S.R.: Man weiß das ja nie. Umso länger wir das machen, umso mehr wird mir klar, wie andere das machen. Das ist ein richtiger Markt geworden. Wenn ich in Benelux bin, speziell in den Niederlanden, drückt sich auch immer die Mentalität der Länder aus. Die Holländer organisieren unglaublich gute Festivals, aber da bleibt die Musik auf der Strecke. Die sind zu effizient. Die denken mehr über die Optimierung, das Melken der Konsumenten, nach, als dass da hinterher ein Fest steht. Die haben zwar offensichtliche Kreativität in allen Ecken. Alles ist bunt und alles riecht und jeder ist individuell und alle sind kreativ aber das eigentliche Festival, der Konsensmoment und der Respekt im richtigen Augenblick für den Künstler, fehlen. Während eines Festivals entstehen Hierarchien. Mit Hierarchien meine ich, dass man zugestehen muss, wenn einer auf der Bühne steht, dann bin ich jetzt nicht im Vordergrund. Sondern ich bin jetzt Zuschauer und höre dem zu. Wenn ich das aufmerksam mache, dann kann mir Großartiges widerfahren, mit anderen Leuten. Dann fällt man wieder in eine andere Situation, wo man sich mit Leuten unterhält. Das ist immer ein Wechselspiel. Ich beobachte immer mehr Festivals, wo die Festivals zu sehr zum Star werden und die eigentlichen Künstler nicht mehr diese Aufmerksamkeit erfahren. Sie sind wiederum sehr wichtig, denn sie motivieren uns, sie bringen uns in Bewegung und sie erzählen uns ihre persönlichen Geschichten. Das ist teilweise eine sehr emotionale Geschichte, das darf man vorher nicht vergessen. Diese Mixtur aus Emotionalität. Diesen Gemeinsinn zu entwickeln aber dann wieder auseinander gehen zu können, aufeinander zu vertrauen. […] Das Festival hat auch mit dem Ort und den Leuten hier zu tun. Mit den Leuten, die das Festival vielleicht nicht offensichtlich unterstützen, aber doch mit ihrer Art sich auf das Wochenende freuen. Auch ältere Leute. Die identifizieren sich damit.

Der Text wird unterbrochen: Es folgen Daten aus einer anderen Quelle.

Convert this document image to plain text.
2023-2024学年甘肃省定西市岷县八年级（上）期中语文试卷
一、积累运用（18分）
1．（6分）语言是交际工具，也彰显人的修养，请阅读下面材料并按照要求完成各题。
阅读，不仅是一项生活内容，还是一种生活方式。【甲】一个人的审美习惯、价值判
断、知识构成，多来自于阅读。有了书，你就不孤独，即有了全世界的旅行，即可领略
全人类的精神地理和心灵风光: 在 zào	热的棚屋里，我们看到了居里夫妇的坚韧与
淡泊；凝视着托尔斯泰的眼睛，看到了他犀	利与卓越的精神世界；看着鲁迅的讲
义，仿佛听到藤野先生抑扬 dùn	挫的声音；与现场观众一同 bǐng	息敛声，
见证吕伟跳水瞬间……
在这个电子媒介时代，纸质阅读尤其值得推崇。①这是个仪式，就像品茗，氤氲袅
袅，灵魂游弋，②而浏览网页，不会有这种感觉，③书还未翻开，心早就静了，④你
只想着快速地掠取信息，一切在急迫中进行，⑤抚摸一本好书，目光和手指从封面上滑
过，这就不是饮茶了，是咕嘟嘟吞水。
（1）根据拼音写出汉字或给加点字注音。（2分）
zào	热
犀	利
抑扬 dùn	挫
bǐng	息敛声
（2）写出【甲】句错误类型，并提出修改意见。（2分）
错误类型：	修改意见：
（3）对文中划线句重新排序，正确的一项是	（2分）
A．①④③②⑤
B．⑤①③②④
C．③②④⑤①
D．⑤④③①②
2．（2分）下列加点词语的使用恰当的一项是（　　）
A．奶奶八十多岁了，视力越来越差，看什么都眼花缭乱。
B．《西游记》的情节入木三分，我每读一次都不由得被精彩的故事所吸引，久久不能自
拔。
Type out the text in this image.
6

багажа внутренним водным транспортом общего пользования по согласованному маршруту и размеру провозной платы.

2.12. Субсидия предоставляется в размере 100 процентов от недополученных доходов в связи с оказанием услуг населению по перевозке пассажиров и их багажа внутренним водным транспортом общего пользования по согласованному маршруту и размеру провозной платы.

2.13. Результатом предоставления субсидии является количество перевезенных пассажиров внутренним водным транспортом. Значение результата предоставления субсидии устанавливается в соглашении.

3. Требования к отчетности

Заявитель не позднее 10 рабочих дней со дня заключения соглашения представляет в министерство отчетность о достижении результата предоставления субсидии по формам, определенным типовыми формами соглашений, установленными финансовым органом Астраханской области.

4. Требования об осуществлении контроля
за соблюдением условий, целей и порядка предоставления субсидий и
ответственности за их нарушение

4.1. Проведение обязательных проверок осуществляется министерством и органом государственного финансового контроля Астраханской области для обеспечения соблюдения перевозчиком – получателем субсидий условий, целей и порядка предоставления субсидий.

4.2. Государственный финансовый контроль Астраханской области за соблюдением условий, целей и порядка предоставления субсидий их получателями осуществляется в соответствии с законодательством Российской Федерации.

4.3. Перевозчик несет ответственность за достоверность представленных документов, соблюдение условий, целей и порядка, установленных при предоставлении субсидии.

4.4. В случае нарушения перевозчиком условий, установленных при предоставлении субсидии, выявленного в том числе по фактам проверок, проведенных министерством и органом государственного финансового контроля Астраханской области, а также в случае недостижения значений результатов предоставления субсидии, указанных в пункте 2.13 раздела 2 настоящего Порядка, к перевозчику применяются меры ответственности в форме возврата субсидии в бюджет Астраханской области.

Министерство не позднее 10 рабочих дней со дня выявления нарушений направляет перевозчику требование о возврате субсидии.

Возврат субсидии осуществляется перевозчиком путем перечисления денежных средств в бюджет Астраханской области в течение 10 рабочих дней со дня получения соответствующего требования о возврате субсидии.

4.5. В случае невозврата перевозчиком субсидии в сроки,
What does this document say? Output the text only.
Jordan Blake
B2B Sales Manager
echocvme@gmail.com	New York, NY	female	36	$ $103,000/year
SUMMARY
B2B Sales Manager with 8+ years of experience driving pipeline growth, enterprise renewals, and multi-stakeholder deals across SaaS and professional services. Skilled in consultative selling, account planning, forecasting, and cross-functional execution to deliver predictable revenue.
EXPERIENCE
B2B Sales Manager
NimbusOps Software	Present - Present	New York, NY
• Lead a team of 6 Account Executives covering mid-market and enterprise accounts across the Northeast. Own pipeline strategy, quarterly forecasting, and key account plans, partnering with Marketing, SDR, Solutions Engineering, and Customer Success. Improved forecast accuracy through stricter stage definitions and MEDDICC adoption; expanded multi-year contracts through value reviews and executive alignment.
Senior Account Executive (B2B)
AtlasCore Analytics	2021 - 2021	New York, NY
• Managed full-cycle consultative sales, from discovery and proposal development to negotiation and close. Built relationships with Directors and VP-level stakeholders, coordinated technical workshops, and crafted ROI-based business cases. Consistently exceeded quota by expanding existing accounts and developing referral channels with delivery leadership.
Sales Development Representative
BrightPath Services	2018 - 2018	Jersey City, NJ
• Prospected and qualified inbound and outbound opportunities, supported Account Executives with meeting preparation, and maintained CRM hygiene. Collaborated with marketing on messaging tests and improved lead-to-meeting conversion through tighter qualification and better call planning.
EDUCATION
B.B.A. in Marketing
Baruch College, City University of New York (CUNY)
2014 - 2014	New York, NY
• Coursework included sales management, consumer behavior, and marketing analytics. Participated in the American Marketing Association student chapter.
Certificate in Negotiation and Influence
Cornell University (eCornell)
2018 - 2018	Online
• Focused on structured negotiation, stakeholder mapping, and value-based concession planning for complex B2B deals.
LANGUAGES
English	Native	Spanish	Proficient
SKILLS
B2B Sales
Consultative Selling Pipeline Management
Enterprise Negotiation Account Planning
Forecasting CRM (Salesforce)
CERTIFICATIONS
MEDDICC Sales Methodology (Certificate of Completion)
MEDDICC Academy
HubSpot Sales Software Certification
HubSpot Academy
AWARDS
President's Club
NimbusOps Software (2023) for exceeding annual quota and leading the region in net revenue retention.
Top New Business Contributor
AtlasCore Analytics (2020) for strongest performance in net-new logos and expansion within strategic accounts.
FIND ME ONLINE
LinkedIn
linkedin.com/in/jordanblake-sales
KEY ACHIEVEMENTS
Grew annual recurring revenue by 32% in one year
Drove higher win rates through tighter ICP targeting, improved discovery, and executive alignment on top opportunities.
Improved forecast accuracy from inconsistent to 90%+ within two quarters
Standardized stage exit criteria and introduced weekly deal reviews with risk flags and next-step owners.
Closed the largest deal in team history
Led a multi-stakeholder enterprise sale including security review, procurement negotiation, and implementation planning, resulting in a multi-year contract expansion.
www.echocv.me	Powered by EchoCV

[…] M.S.: Bei dir kann man eigentlich von Landsucht reden.
S.R.: Ich komme aus Haldern aber ich habe keine Landsucht. Ich mag das. Die Gegend hat mich geprägt. Ich würde das nicht polarisierend sehen, dass ich deswegen die Stadt nicht mag. Ich finde das Thema total wichtig und beschäftige mich damit. Freunde von mir sind zum Beispiel gegangen, haben studiert und arbeiten woanders, weil die Berufsfelder und -bilder hier in der Region nicht zu finden sind. Ich konnte beobachten, dass bei gewissen traditionellen Festen ein Effekt auftritt, als würde sich die Spreu vom Weizen oder andersherum trennen. Aber die Leute, die gegangen sind, sollen immer die Chance haben auch wiederkommen zu können und wenn es nur für zwei Tage ist. Das gilt auch andersherum. Die Wertschätzung untereinander, dass man den Kontakt zueinander nicht verliert, das sind ganz wichtige Sachen. […] Das Schöne an so einem Festival ist, dass sie zusammen kommen. […] Die treffen sich da und entwickeln einen Konsens. Die teilen sich die Zeit an dem Wochenende. Deswegen gibt es in Haldern auch keine Tageskarten. Ich finde es nicht so gut, wenn man das separiert. Ich will den ersten Tag gehen und vielleicht noch den dritten, aber nicht den zweiten. Die Leute müssen sich entscheiden. Entweder sie wollen die drei Tage sehen, oder nicht. Man kann auf jeden Fall keine Tageskarten kaufen, man muss sich entscheiden. Jeder einzelne muss sich entscheiden, was er will. Es bewegen sich viele individuelle Charaktere auf dem Festival, auch mit gewissen Ansprüchen. Die entwickeln dann so wohlige Momente. Das sind die Stimmungen von denen du sprichst, wenn die Leute sich einig sind. Formiert werden die ganzen Leute durch die Musik. Die Musik kann laut, die kann leise sein. Es gibt verschiedene Nuancen, das muss nicht alles nur Slow Show sein. Das kann Klassische Musik sein. Ich finde es interessant, die Leute mit klassischer Musik zu konfrontieren. Wir hatten im letzten Jahr einen Chor 2 aus Berlin hier gehabt, der hat um 11 Uhr morgens klassische Chormusik in der Kirche gespielt. 3 Die Kirche war picke-packe voll. Das war wundersam. Das war ein schönes musikalisches Frühstück. Das ist als ob die Leute dann irgendwie gewappnet sind. Die lernen Sachen kennen, die sie nicht auf einem Festival erwarten. Das ist Teil der Überraschung.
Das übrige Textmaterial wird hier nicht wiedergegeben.